Mouton 2.0 – La puce à l’oreille, un film d’Antoine Costa et Florian Pourchi. Projections et DVD.
Les sites www.piecesetmaindoeuvre.com - http://nanomonde.org - http://contrelepucage.free.fr


Voici l’itinéraire de la transhumance :
28 janvier Mornans - Saoû
29 Saoû – Crest
30 Crest – Montmeyran
31 Montmeyran – Valence
1 février Valence ville

Nous sommes des collectifs de différents départements, regroupant essentiellement des éleveurs mais aussi des non-agriculteurs. Chaque collectif est indépendant et ne se revendique d’aucun syndicat ni parti politique.
En tant qu’éleveurs, nous sommes soumis à des contraintes de plus en plus fortes qui nous obligent à accepter les normes de l’élevage industriel.

Considérant que ce mode d’élevage est une impasse, alors même que d’autres voies existent, nous refusons de nous y soumettre et nous revendiquons le droit des paysans à rester maîtres de leur pratiques.

Pour ce faire, nous organisons une transhumance de plusieurs jours à travers la Drôme pour attirer l’attention de la population et des pouvoirs publics sur deux mesures qui s’opposent à notre vision de l’élevage et qui contribueront à fragiliser un grand nombre de fermes : l’identification électronique des ovins et caprins et l’obligation d’acheter des reproducteurs mâles « certifiés » pour tous les ruminants.

L’identification électronique des ovins et des caprins, c’est-à-dire la pose d’une boucle munie d’une puce RFID à l’oreille des animaux, est obligatoire depuis juillet 2010.

Les arguments avancés par l’administration sont l’amélioration de la traçabilité et la facilitation des conditions de travail des éleveurs, deux arguments que nous réfutons.
En effet, le système actuel d’identification (une boucle classique à chaque oreille) assure une traçabilité amplement suffisante et notre travail se verra alourdi d’une contrainte informatique inutile et coûteuse.
Si nous ne croyons pas à l’intérêt de cette mesure pour l’élevage, nous ne doutons pas qu’imposer l’usage de gadgets électroniques à toute une profession ouvrira un marché fort intéressant à l’industrie des nanotechnologies, particulièrement bien implantée en France.

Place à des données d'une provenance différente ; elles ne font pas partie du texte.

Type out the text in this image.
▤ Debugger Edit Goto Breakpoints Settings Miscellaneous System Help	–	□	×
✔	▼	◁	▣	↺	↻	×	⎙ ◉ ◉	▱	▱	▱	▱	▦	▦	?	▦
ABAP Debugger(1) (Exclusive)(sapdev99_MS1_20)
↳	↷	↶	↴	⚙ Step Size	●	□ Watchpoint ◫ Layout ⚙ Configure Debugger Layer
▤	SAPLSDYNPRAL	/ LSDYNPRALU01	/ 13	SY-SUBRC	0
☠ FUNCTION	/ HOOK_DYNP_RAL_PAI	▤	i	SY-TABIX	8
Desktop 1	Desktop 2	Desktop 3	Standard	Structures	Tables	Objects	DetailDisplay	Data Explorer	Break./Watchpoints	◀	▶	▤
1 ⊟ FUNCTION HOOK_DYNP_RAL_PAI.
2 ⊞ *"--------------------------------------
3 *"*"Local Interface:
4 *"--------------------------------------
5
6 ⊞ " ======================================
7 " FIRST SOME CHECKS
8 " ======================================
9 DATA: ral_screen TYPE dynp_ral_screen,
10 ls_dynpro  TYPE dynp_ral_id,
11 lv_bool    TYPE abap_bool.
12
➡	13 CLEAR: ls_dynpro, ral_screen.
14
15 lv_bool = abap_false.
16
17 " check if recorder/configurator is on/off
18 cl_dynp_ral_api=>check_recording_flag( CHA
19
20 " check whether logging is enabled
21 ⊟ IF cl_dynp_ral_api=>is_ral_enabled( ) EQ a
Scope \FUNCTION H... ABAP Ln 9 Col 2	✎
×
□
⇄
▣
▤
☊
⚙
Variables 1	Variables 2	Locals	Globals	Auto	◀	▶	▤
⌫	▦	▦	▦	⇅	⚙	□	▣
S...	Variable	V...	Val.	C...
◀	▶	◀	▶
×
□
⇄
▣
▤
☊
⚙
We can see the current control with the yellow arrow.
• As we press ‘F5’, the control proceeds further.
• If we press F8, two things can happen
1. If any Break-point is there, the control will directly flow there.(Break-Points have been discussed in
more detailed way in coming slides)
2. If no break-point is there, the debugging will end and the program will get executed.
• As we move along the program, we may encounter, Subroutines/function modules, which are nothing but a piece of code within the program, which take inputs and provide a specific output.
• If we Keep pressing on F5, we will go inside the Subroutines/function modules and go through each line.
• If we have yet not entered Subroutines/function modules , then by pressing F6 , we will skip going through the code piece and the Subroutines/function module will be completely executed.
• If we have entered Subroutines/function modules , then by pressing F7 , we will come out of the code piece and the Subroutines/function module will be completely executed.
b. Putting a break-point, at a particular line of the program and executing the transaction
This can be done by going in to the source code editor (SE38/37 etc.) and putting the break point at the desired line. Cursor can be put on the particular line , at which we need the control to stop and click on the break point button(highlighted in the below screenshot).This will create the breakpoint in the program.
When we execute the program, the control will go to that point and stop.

Les éleveurs qui ne posent pas cette boucle électronique sont passibles de sanctions financières très lourdes. Un couple d’éleveurs de la Drôme s’est ainsi vu supprimer ses aides PAC au titre de la conditionnalité des aides équivalant à 8000€.

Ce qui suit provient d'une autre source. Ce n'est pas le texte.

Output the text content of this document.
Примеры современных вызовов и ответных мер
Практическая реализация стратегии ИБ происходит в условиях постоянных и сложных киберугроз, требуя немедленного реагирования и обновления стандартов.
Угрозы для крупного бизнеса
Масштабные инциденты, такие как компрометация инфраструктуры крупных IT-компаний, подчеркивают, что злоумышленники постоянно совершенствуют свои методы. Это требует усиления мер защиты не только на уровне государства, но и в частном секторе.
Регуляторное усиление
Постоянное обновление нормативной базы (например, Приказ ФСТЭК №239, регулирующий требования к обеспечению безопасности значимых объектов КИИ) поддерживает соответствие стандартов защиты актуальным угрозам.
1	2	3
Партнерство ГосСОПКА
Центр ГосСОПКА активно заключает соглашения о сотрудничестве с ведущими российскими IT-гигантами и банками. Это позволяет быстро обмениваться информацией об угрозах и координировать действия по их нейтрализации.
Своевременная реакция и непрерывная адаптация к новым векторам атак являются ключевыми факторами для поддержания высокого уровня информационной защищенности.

Nous acceptons d’autant plus difficilement cet empressement de la France à imposer la mesure qu’elle va totalement à l’encontre d’un rapport parlementaire européen de 2008, signé par notre actuel ministre de l’agriculture, Stéphane Le Foll. Nous sommes donc en droit de nous interroger sur un tel retournement de situation…

Enfin, nous avons de profondes inquiétudes sur l’avenir d’une société qui puce de plus en plus largement les êtres vivants et qui ne voit de salut que dans toujours plus de technologie.

Autre facette de l’industrialisation de l’élevage, promise pour 2015, l’obligation de se fournir en reproducteurs mâles certifiés, c’est-à-dire issus de centres de sélection.
Autrement dit, il s’agit d’interdire aux éleveurs les échanges de mâles entre les fermes, comme cela s’est toujours fait. Les mâles ne seront donc plus sélectionnés que sur des critères propres à l’industrie.
Exit les multiples critères paysans qui assurent diversité génétique, rusticité, résistance aux maladies, etc.
La seule chose que l’élevage risque de gagner avec une telle mesure, c’est la dégradation du capital génétique existant et l’apparition de nouvelles maladies.
Mais soyons rassurés, l’industrie saura inventer les remèdes et vaccins nécessaires !

La transhumance que nous organisons a pour objectif de faire connaître le plus largement possible notre situation et nos positions. Nous souhaitons que la population soit consciente de ce que signifierait la disparition totale des élevages non industriels pour l’environnement, le bien être animal et la santé des hommes et des femmes. Nous pensons que les animaux sont autre chose qu’un objet industriel permettant de faire de l’argent et que les éleveurs doivent rester libres de leurs pratiques pour faire perdurer la notion du vivant dans leurs rapports avec les animaux.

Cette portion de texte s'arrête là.